Let's look at who these people are that abortion enthusiasts find fault with. They aren't the kind of folks you see on Cops or America's Most Wanted. They're on the PTA, they pay their taxes, they make their kids do their homework. These are not people with long "rap sheets." They're ordinary, law-abiding citizens.
The question is, how far do you carry respect for the law? Martin Luther King, Jr., who was arrested 133 times for civil disobedience, once said, "An individual who breaks a law that conscience tells him is unjust, and who willingly accepts the penalty of imprisonment in order to arouse the conscience of the community over its injustice, is in reality expressing the highest respect for the law."
History has shown that the law is sometimes wrong. In those cases, citizens don't have a right to act, they have a responsibility to do so. America's Founding Fathers were each breaking a law that was punishable by death--treason. The people who operated the Underground Railroad, sneaking slaves out of the South to freedom in the North, were also breaking the law. Remember, at that point white Americans had a constitutional right to own slaves.
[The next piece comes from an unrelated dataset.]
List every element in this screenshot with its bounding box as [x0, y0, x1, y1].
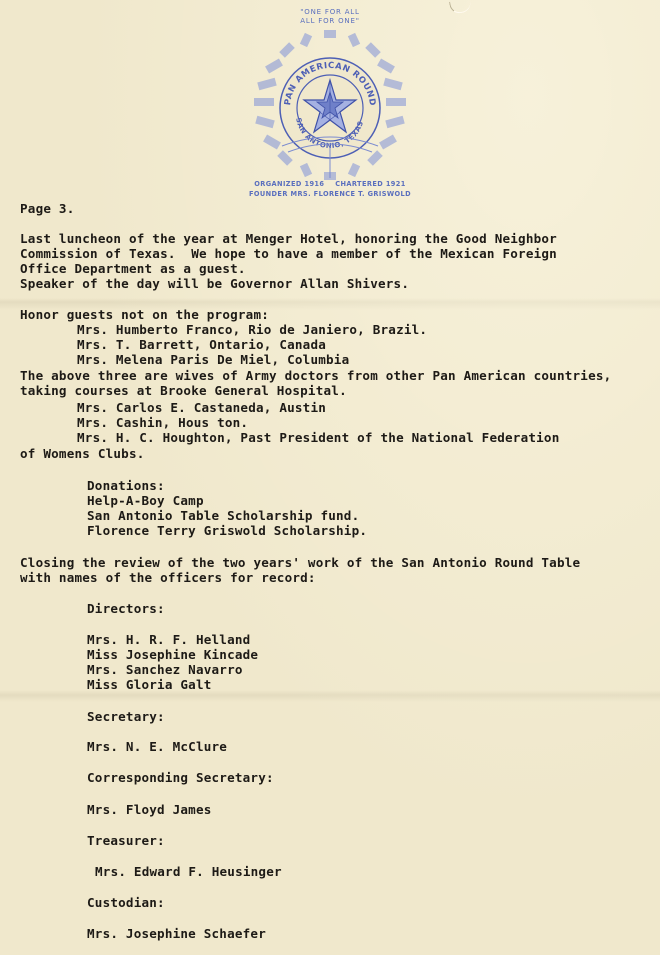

Whether you agree or disagree with those moms and dads and kids outside the abortion mills, you have to respect them: they are putting everything they have on the line. And they're doing it not for themselves, but for unborn children scheduled to die, and for women they don't even know who are at risk of being maimed, killed, or raped inside an abortion clinic. I suggest that before you judge these people, you look at what's motivating them to do what they're doing.